Customers in line outside Silicon Valley Bank headquarters in Santa Clara
The Silicon Valley Bank headquarters in Santa Clara © David Paul Morris/Bloomberg

The writer is a UK bank regulatory lawyer     

Banks are in the business of managing risk. To do so, they should have the fullest picture possible of where the potential pitfalls lie in their operations.

Yet in recent remarks, Elizabeth McCaul of the Supervisory Board of the European Central Bank highlighted weaknesses in data aggregation and risk reporting by banks. She said that many banks had not paid enough attention to this topic.

This points to a wider problem that regulators, managements and investors need to address. Existing bank rules, worldwide, require the gathering of data without sufficient granularity.

The data currently collected and reported to the regulators provides a snapshot of a “point in time”. This does not allow for a comprehensive, holistic evaluation of actual risk, even in aggregate, as the data is not continuous and not detailed enough.

Given the complexity of the regulatory environment, many banks are managing their liquidity and other calculations in line with the requirements of the relevant regulations and no more. The regulators know this and insist on additional capital to compensate.

The market then discounts the value of banks because liquidity problems and other risks can clearly be missed, as was seen in the cases of Silicon Valley Bank and Credit Suisse. This is one of the key reasons why the market value of most European banks is at, below or barely above their book value; and in the US, their market value is (with some notable exceptions) barely higher than that.

The current regulations arose from the global financial crisis of 2008, when the world’s regulators required significant increases in risk-absorbing capital and better management of liquidity. Most bank regulations are designed to address risks arising from banks’ essential functions, including so-called “maturity transformation”. Banks borrow on a short-term basis, often through deposits, and lend for the longer term in significant amounts. This exposes them to the possibility of having hurriedly to borrow or otherwise find monies to meet demands for repayment.

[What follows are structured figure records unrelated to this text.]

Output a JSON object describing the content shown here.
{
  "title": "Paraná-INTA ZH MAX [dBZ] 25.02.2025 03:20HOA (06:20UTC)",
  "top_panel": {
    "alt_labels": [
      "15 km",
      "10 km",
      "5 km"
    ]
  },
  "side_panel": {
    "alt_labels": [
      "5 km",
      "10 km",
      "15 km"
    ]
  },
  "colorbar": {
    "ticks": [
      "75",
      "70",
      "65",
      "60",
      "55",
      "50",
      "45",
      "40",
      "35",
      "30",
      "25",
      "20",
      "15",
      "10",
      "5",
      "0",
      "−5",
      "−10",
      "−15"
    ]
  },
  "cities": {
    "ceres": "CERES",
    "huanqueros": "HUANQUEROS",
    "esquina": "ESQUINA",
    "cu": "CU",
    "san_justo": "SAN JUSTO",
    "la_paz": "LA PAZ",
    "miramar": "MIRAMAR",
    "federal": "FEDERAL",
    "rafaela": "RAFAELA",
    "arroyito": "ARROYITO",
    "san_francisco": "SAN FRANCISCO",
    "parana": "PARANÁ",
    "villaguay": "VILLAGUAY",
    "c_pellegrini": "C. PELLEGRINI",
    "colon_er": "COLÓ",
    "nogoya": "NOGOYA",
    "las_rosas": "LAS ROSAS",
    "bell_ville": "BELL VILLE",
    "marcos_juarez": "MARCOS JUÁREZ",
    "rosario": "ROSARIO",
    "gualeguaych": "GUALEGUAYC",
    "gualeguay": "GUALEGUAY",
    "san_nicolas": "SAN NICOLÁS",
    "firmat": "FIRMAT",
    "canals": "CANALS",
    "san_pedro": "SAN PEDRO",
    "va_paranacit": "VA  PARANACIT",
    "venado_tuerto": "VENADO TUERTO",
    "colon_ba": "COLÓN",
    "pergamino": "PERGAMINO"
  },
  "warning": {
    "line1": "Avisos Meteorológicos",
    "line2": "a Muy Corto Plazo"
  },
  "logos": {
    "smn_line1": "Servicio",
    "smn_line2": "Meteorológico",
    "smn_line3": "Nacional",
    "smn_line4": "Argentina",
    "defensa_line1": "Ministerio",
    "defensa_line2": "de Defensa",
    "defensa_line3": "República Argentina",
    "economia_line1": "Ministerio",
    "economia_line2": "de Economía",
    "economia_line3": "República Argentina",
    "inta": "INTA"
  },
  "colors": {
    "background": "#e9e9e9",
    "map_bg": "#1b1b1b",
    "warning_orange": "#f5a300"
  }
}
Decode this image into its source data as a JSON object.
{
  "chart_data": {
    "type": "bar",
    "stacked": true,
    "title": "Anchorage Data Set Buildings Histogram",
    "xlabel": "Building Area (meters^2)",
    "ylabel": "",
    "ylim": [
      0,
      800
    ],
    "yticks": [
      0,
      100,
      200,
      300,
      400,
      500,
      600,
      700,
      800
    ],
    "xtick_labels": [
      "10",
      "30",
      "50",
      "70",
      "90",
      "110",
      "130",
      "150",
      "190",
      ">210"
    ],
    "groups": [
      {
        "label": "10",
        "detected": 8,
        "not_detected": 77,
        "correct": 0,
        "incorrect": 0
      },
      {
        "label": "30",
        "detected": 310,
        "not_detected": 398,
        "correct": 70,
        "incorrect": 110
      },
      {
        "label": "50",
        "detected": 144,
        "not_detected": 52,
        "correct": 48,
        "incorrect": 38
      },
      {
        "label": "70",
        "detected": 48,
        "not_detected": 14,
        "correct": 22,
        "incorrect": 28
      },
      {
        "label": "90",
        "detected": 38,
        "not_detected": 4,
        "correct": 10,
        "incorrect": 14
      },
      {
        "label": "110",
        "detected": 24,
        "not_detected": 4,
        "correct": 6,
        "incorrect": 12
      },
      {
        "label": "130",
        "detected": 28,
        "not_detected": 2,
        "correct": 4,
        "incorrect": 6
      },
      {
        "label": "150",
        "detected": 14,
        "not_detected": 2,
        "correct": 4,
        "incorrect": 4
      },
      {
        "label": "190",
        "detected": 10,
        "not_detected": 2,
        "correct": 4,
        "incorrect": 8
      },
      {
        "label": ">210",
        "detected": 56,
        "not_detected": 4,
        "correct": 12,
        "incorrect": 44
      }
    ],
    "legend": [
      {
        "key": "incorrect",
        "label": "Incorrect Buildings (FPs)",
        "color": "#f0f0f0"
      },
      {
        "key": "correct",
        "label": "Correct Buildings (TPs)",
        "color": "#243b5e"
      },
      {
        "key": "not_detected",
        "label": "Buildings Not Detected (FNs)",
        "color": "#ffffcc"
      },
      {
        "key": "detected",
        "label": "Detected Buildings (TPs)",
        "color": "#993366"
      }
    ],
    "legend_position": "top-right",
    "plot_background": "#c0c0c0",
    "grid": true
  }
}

Also, trading positions and collateral calls on derivatives can lead to abrupt demands for cash. There is a separate possibility of a default on banks’ assets, such as loans. In extreme situations, banks can fall victim to a “run”, whereby substantial numbers of short-term depositors and other claimants call for their monies all at once. This problem has become more acute as depositors can speedily manage their financial affairs on their smartphones.

Advances in data science now permit the gathering and examination of data at a granular level, making it possible for banks to create a more complete, real-time picture of individual cash flows across their books. Such advances mean that banks can supplement their traditional databases, which operate with predefined relationships between data requiring manual modification, which may be slow.

A handful of banks have already started to collect and assess fuller information centrally, at least in part. With such detailed data, banks can match specific inflows and outflows across their lending, derivatives and other books — performing a “cash flow at risk” assessment against possible demands for repayment, defaults or market events. Critically, this can cover every outgoing, including loan interest payments, which are not generally risk-assessed by the regulators’ current metrics.

Knowing where the monies will come from if a payment is due in three hours, or where funding can urgently be obtained if the chosen monies fail to materialise, is sound risk management. If this data is then enriched with business and legal information, for instance on the bank’s rights in particular situations, it is possible to determine how to ensure the necessary cash is available when the time comes. Improved methodologies will also facilitate the evaluation of whether contractual or other offsets are being underused; and whether new contracts should be put in place.

If the world’s legislators and regulators are too slow to move, the banks can nevertheless improve their data quality straight away. A better picture of risk can then be achieved. When this is explained to regulators and investors, confidence will increase, resulting in lower capital and higher valuations.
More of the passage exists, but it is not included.